Kini setelah kartu grafis itu kembali dibangkitkan NVIDIA, ternyata perangkat yang menyasar kelas menengah itu malahan mengalami lonjakan harga hingga sekitar 45 persen dalam waktu singkat, sekali lagi karena kelangkaan komponen. Sejumlah model bahkan sudah mendekati US$500, membuat strategi mengandalkan GPU generasi lama sebagai solusi PC gaming murah terlihat semakin sulit dijangkau.

Saat kembali dijual, NVIDIA RTX 3060 12GB sebenarnya masih membawa harga yang relatif masuk akal. MSI Ventus 2X OC misalnya, sempat tersedia seharga US$300 di toko online MSI. Kini kedua tempat tersebut memasang harga sekitar US$480, atau naik sekitar 60 persen dari harga terendahnya. Asus Dual V2 OC juga bergerak dari MSRP US$330 menjadi sekitar US$500, sementara Gigabyte Windforce OC Rev 2.0 yang awalnya US$340 kini berada di kisaran US$460.
Ironisnya, RTX 3060 12GB sebenarnya dihidupkan kembali justru karena kondisi pasar yang tidak bersahabat terhadap pelanggan di kelas menengah. Nvidia sebelumnya mengembalikan kartu grafis berbasis arsitektur Ampere tersebut ke pasaran sebagai salah satu cara menghadirkan GPU dengan 12GB VRAM. Pada awal kembalinya, beberapa unit bahkan sempat dijual sekitar US$330 hingga US$340, hanya sedikit di atas harga peluncurannya pada 2021.
Masalahnya, RTX 3060 kini harus berhadapan dengan generasi yang jauh lebih baru.

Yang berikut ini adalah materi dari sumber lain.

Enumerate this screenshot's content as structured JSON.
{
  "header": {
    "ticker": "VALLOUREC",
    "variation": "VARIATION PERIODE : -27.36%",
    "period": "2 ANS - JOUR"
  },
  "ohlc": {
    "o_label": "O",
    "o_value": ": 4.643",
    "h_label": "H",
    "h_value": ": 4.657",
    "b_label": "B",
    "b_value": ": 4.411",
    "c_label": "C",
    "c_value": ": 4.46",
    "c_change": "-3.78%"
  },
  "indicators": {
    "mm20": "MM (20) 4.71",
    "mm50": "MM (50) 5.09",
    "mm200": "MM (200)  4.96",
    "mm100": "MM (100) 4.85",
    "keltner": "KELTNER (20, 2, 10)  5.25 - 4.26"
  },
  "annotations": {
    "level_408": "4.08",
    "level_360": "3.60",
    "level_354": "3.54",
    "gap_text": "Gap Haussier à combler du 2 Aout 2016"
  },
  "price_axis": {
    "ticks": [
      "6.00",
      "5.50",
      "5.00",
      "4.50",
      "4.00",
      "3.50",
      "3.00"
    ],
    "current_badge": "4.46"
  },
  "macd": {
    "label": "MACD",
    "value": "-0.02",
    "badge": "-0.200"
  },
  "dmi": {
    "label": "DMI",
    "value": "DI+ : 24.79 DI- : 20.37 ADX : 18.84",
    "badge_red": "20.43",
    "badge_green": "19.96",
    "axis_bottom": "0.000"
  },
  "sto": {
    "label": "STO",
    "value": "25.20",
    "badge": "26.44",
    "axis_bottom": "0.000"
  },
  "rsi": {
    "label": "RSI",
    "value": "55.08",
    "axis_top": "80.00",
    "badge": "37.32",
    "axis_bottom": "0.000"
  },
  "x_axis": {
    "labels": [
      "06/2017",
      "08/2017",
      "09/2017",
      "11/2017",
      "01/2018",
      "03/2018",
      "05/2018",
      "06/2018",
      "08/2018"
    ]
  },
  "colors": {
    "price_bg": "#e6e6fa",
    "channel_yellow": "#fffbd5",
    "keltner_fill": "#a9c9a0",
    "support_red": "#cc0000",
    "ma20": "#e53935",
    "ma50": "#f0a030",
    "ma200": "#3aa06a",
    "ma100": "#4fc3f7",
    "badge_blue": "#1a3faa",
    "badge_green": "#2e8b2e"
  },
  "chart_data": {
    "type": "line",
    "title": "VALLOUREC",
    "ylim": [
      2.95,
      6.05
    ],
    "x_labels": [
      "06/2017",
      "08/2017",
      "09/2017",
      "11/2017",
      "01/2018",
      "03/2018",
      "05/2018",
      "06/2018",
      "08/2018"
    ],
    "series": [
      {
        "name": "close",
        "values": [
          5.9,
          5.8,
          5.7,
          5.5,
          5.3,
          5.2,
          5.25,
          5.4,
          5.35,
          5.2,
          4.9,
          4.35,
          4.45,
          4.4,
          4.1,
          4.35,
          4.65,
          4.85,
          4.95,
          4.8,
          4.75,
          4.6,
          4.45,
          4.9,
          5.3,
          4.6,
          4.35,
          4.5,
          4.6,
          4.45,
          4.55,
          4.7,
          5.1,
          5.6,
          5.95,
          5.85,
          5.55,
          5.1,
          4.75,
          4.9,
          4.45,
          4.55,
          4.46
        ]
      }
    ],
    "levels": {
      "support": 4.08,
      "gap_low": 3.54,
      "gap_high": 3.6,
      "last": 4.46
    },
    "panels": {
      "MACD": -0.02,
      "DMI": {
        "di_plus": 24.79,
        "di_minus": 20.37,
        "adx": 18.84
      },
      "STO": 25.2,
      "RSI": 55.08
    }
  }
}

RTX 5060 dapat ditemukan di kisaran US$450 dan menawarkan performa yang jauh lebih tinggi sekaligus konsumsi daya lebih efisien, ditambah dukungan fitur generasi terbaru seperti DLSS Multi Frame Generation.
Bahkan dalam pengujian Tom’s Hardware, RTX 5060 disebut mampu menyamai performa RTX 3070 pada 1080p dan 1440p. Satu keunggulan utama RTX 3060 12GB hanyalah kapasitas VRAM yang lebih besar. Namun usia arsitekturnya yang sudah cukup tua membuat keunggulan tersebut semakin sulit membenarkan harga hampir US$500.
Fakta ini tentunya membuat gamer di kelas menengah menjadi khawatir. Sebab strategi untuk menggunakan GPU lama guna mengisi kekosongan pasar ternyata ikut terkena imbas dari industri AI. Akibatnya, gamer di pasar itu justru menghadapi situasi yang aneh; GPU lima tahun lalu bisa dihargai mendekati GPU generasi baru, sementara pilihan bekas dan refurbished mulai terlihat lebih menarik dibanding membeli RTX 3060 baru.
Bagaimana menurut Anda mengenai melonjaknya harga RTX 3060, yang notabene dibangkitkan kembali dari kuburnya untuk mengisi pasar yang bisa dijangkau oleh kelas menengah?